Groton State Forest covers 26164 acre in the towns of Danville, Groton, Marshfield, Orange, Peacham, Plainfield, and Topsham, Vermont. The forest spans across Caledonia, Orange, and Washington counties. Major roads through the forest are U.S. Route 302 and Vermont Route 232.

The Vermont Department of Forests, Parks, and Recreation manages the forest for timber resources, wildlife habitats, and recreational activities. It is home to seven state parks: Big Deer State Park, Boulder Beach State Park, Kettle Pond State Park, New Discovery State Park, Ricker Pond State Park, Seyon Lodge State Park, and Stillwater State Park. The state also operates the Groton Nature Center to educate about the natural history of the forest and parks.
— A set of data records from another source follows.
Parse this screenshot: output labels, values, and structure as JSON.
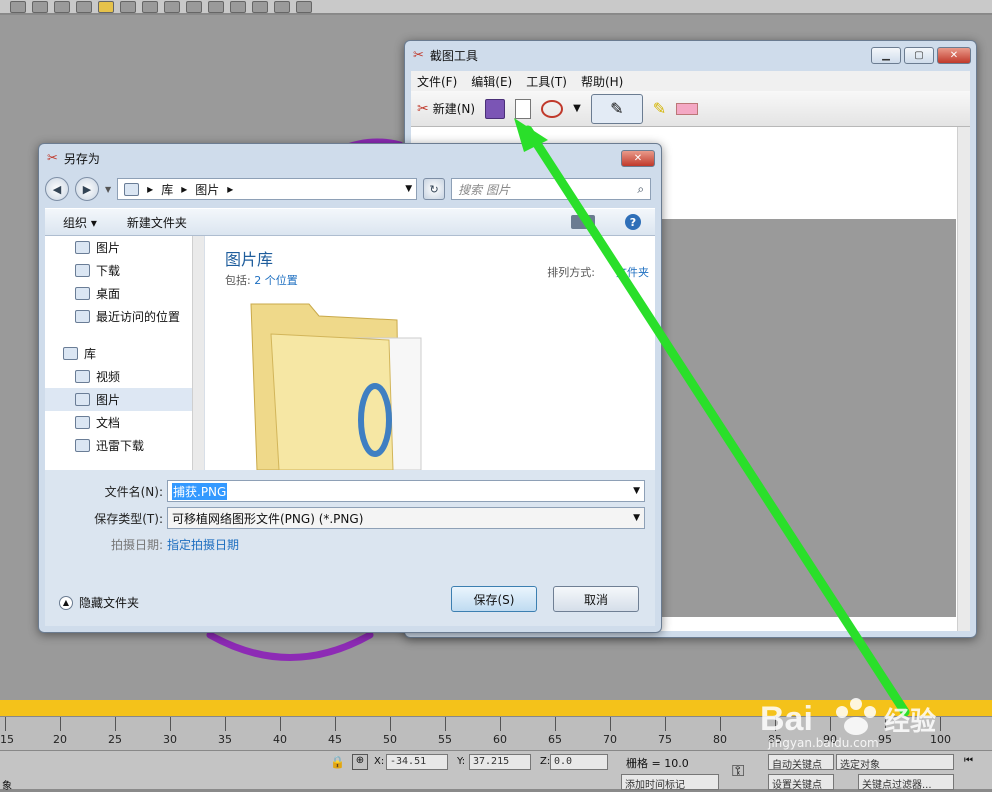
{
  "snip": {
    "title": "截图工具",
    "menu": [
      "文件(F)",
      "编辑(E)",
      "工具(T)",
      "帮助(H)"
    ],
    "new_label": "新建(N)"
  },
  "dialog": {
    "title": "另存为",
    "breadcrumb": [
      "库",
      "图片"
    ],
    "search_placeholder": "搜索 图片",
    "organize": "组织 ▾",
    "new_folder": "新建文件夹",
    "nav": {
      "favorites": [
        "图片",
        "下载",
        "桌面",
        "最近访问的位置"
      ],
      "library_header": "库",
      "libraries": [
        "视频",
        "图片",
        "文档",
        "迅雷下载"
      ]
    },
    "library_title": "图片库",
    "library_includes_label": "包括:",
    "library_includes_link": "2 个位置",
    "sort_label": "排列方式:",
    "sort_value": "文件夹",
    "filename_label": "文件名(N):",
    "filename_value": "捕获.PNG",
    "type_label": "保存类型(T):",
    "type_value": "可移植网络图形文件(PNG) (*.PNG)",
    "date_label": "拍摄日期:",
    "date_value": "指定拍摄日期",
    "hide_folders": "隐藏文件夹",
    "save": "保存(S)",
    "cancel": "取消"
  },
  "max": {
    "ruler": [
      "15",
      "20",
      "25",
      "30",
      "35",
      "40",
      "45",
      "50",
      "55",
      "60",
      "65",
      "70",
      "75",
      "80",
      "85",
      "90",
      "95",
      "100"
    ],
    "x_label": "X:",
    "x_value": "-34.51",
    "y_label": "Y:",
    "y_value": "37.215",
    "z_label": "Z:",
    "z_value": "0.0",
    "grid_label": "栅格 = 10.0",
    "autokey": "自动关键点",
    "selected": "选定对象",
    "setkey": "设置关键点",
    "keyfilter": "关键点过滤器...",
    "add_time_tag": "添加时间标记",
    "status_left": "象"
  },
  "watermark": {
    "logo": "Bai 经验",
    "url": "jingyan.baidu.com"
  },
  "colors": {
    "arrow": "#2adf2a",
    "wheel": "#8d2bb5",
    "stripe": "#f4c21a"
  }
}
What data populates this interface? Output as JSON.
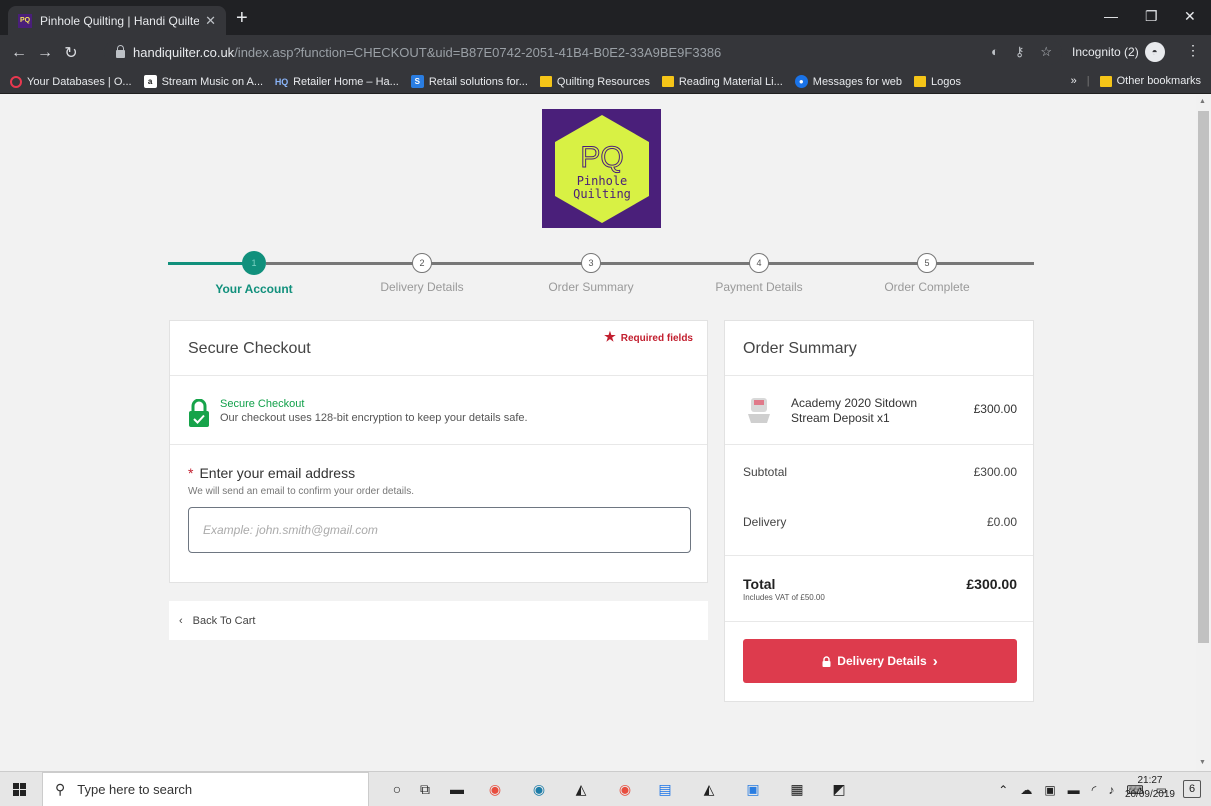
{
  "browser": {
    "tab_title": "Pinhole Quilting | Handi Quilter L",
    "tab_favicon": "PQ",
    "url_host": "handiquilter.co.uk",
    "url_path": "/index.asp?function=CHECKOUT&uid=B87E0742-2051-41B4-B0E2-33A9BE9F3386",
    "incognito_label": "Incognito (2)",
    "bookmarks": [
      {
        "label": "Your Databases | O...",
        "icon": "opera-icon"
      },
      {
        "label": "Stream Music on A...",
        "icon": "amazon-icon"
      },
      {
        "label": "Retailer Home – Ha...",
        "icon": "hq-icon"
      },
      {
        "label": "Retail solutions for...",
        "icon": "shopify-icon"
      },
      {
        "label": "Quilting Resources",
        "icon": "folder-icon"
      },
      {
        "label": "Reading Material Li...",
        "icon": "folder-icon"
      },
      {
        "label": "Messages for web",
        "icon": "messages-icon"
      },
      {
        "label": "Logos",
        "icon": "folder-icon"
      }
    ],
    "bookmarks_more": "»",
    "other_bookmarks": "Other bookmarks"
  },
  "logo": {
    "letters": "PQ",
    "line1": "Pinhole",
    "line2": "Quilting"
  },
  "progress": {
    "steps": [
      {
        "num": "1",
        "label": "Your Account"
      },
      {
        "num": "2",
        "label": "Delivery Details"
      },
      {
        "num": "3",
        "label": "Order Summary"
      },
      {
        "num": "4",
        "label": "Payment Details"
      },
      {
        "num": "5",
        "label": "Order Complete"
      }
    ],
    "current": 1
  },
  "checkout": {
    "required_label": "Required fields",
    "heading": "Secure Checkout",
    "secure_title": "Secure Checkout",
    "secure_text": "Our checkout uses 128-bit encryption to keep your details safe.",
    "email_label": "Enter your email address",
    "email_help": "We will send an email to confirm your order details.",
    "email_placeholder": "Example: john.smith@gmail.com",
    "email_value": "",
    "back_label": "Back To Cart"
  },
  "summary": {
    "heading": "Order Summary",
    "item_name": "Academy 2020 Sitdown Stream Deposit x1",
    "item_price": "£300.00",
    "subtotal_label": "Subtotal",
    "subtotal_value": "£300.00",
    "delivery_label": "Delivery",
    "delivery_value": "£0.00",
    "total_label": "Total",
    "total_vat": "Includes VAT of £50.00",
    "total_value": "£300.00",
    "cta_label": "Delivery Details"
  },
  "colors": {
    "accent": "#11907c",
    "cta": "#dd3b4d",
    "required": "#c21e2e",
    "secure": "#11a04a",
    "logo_bg": "#4a1f7a",
    "logo_hex": "#d8f144"
  },
  "taskbar": {
    "search_placeholder": "Type here to search",
    "time": "21:27",
    "date": "20/09/2019",
    "notifications": "6"
  }
}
Activities in the park include camping, hiking, swimming, boating, fishing, hunting, trapping, horseback riding, cross country skiing, and snowshoeing. The Montpelier-Wells River Rail Trail, part of the Cross Vermont Trail, is 12 miles long and bisects the length of Groton State Forest. Snowmobiling is allowed on designated VAST trails.

==Natural features==
Groton State Forest features three state-designated natural areas, Peacham Bog Natural Area (748 acres), Tabletop Mountain Natural Area (129 acres), and Lords Hill Natural Area (25 acres).

There are eight lakes and ponds: Lake Groton (422 acres), Kettle Pond (109 acres), Martins Pond (82 acres), Turtlehead Pond or Marshfield Pond (69 acres), Noyes Pond (39 acres), Osmore Pond (48 acres), Peacham Pond (340 acres), and Ricker Pond (95 acres).

==History==
The state began to acquire parts of the forest in 1919. In the 1930s, the Civilian Conservation Corps (CCC) developed many park features, including roads, trails, fire lookouts, and picnic shelters. The CCC also planted trees within the forest.

The forest used to house twelve sawmills, and the state still manages lumbering in the forest. Many trails use old logging roads.